You’re sure to have considered it if you’ve ever found a use for a pickup truck. Whether you’re a contractor, homeowner, or concerned driver of a large truck, there is always the specter of diesel at the edge of your mind. The question is, however, what are the tradeoffs when you consider a truck or even a car that runs on diesel fuel as opposed to gas? We’ve all heard about how polluting diesel is that its fumes clog American highways with a noxious odor that makes the experience of driving unpleasant, at best. The problem has been exacerbated by the diesel engines put into use in the 1980’s, which spewed dark, thick clouds of smoke, and set the stage for the bad name that diesel would carry for the next thirty years. Today’s diesel engines are more efficient, far more powerful, and much cleaner than diesel engines of days past. Unfortunately, they also carry a hefty premium over vehicles with gasoline engines, with some trucks offering high-output diesels for an additional $3000 or more. Do the benefits of diesel fuel outweigh the costs?
Diesel fuel, on average, compared to gasoline, averages approximately 25% greater fuel economy. This number varies widely, of course, with some vehicles only realizing a 10%-15% higher fuel economy, but there are some cars on the other side of the spectrum that realize fuel economy with diesel at about 30%-40% higher. The recent resurgence of popularity in these diesel fueled vehicles has led automakers to take leaps with technology, far more so than with gasoline engines. Technological breakthroughs mostly on the backs of semi-tractor fuel efficiency demands by shipping conglomerates have, in this way, helped to make the consumer market more efficient, as well, an unexpected but pleasant side effect. Most truck drivers, particularly drivers of mid-sized trucks, generally realize enough positive effects of driving diesel that they tend to return to purchase a diesel truck again, while the same tends to hold true for cars. When the Volkswagen TDI was discontinued in the United States, many owners were left feeling high and dry, as if their beloved manufacturer had abandoned them. With this in mind, the TDI underground movement drummed up enough support to sway the Volkswagen brass, and bring the diesel Volkswagen back to American shores.

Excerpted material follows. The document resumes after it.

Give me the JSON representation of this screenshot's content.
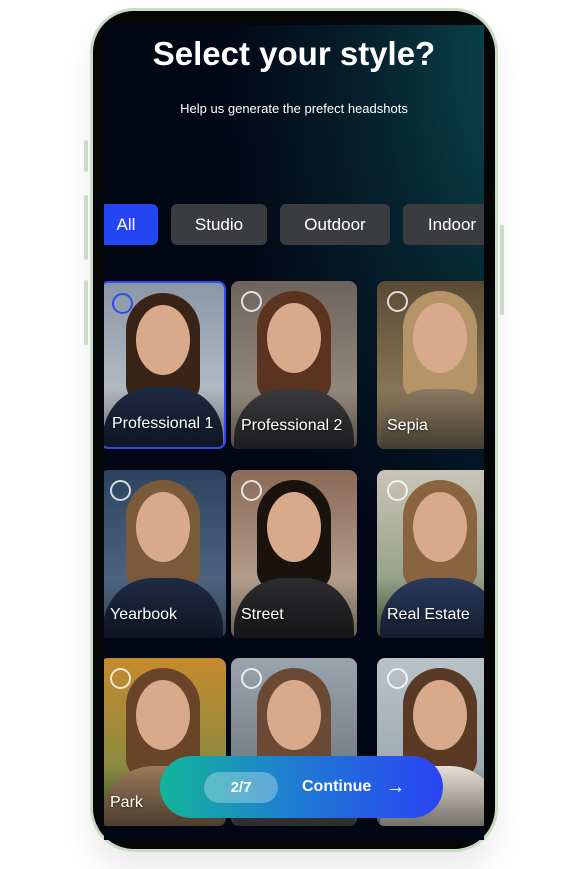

Clean diesel technology is the single driving force that makes diesel fuel so lucrative right now. Clean diesel promises lower sulfur content than old-style diesel fuel, making the new diesel engines much cleaner than in the past. Fuel efficiency has not suffered, but purists tend to swear that diesel just isn’t the same as it was. Although the opinions of these do tend to be the custom-pickup set, noteworthy in their love of the clouds of thick, black smoke that make them tend to associate with increased power and efficiency, but that sets the image of diesel fuel as a negative thing in many consumers’ minds. The major drawback of the new generation of diesel fuel engines is the fact that biofuels such as vegetable oils are not recommended in these engines. By the same token, old-style diesel fuel will not run correctly in those engines designated as clean diesel, or those built after 2005. Diesel fuel certainly can have a future in the United States, but whether the initial outlay necessary will continue to turn off potential buyers remains to be seen. Thus far, it seems that the only thing holding back American buyers is the sticker shock when they’re out on the lots shopping for their next new car.